STOCKHOLM: August 12, 2019. Stefan Kjellström, vice president for Breakbulk and Pricing at Wallenius Wilhelmsen Ocean says the cost differential between renewable energy and fossil fuels has been too great to support a shift to green energy.

Apparently that’s now about to change:

“The latest US example shows renewable energy is becoming more cost-efficient and that the cost of building new solar and wind plants is lower than running existing coal-fired power plants. Naturally, technical developments will continue, further strengthening the case for renewables.

Around the globe, huge wind and solar energy farms are being built. China and India are at the forefront, competing to run the world’s largest renewable power plants.

A good example is Kamuthi – a single plant in India that powers more than 150,000 homes. Likewise, the Gansu wind farm in China is targeting a staggering 20 gigawatts capacity by 2020. In Europe, there are plans for offshore wind farms with a combined capacity of 100 gigawatts.

These developments – in combination with technical innovations – mean that it’s only natural that some of the equipment for these projects is growing in size. Turbines are moving towards 1,000 tonnes in weight and some giant solar panels are now too big for transportation in containers.

This is forcing manufacturers and engineers to think about logistics in new ways – with dismantled transportation one option. This technologically superior and sensitive equipment needs to be carefully handled and transported using a limited number of lifts to avoid damage.

The logistics challenges ahead will require experience, global reach, and local support, as well as tailored equipment to ensure efficient and secure transportation.

As industries focus on sustainable technology, they must also take into account responsible and sustainable transportation.

Everyone knows that global trade and maritime transportation are fundamental to sustaining economic growth. But maritime transportation will also become indispensable when for maintaining a sustainable global economy. It’s the most environmentally-sound mode of mass transport, both in terms of energy efficiency and pollution prevention.

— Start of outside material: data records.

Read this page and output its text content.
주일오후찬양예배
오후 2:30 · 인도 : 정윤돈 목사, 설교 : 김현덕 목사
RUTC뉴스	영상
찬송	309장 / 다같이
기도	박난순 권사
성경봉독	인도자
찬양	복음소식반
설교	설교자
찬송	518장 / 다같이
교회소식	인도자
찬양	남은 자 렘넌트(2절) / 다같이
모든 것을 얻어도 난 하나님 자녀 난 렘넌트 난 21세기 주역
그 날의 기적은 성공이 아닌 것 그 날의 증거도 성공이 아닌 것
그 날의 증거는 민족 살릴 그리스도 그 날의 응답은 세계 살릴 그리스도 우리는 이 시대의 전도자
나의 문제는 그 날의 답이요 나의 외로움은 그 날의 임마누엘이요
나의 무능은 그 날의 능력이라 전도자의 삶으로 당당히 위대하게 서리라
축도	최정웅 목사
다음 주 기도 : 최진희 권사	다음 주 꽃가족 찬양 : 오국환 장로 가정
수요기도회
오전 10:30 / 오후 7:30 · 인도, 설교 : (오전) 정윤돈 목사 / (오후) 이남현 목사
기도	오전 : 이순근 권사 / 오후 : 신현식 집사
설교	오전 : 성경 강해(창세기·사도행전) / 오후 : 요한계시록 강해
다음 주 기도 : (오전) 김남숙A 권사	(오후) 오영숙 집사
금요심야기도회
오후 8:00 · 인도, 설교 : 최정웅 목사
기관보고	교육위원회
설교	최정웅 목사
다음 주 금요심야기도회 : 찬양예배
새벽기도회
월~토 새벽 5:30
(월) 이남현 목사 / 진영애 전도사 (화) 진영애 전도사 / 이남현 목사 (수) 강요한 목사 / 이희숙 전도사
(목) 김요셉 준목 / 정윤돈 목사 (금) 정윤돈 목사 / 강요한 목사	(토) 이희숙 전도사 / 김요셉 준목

Within the shipping industry, responsible shipping lines should strive to continuously minimise their environmental footprint through innovative technology and sophisticated engineering. Vessel design should mirror this. With digital transformation a key part of the fourth industrial revolution, big data is being used to track and control vessel performance, which should in turn lead to a lower CO2 footprint.

Renewable energy is necessary for a sustainable future – green partnerships between cargo owners and transportation providers will also help to make that future a reality.”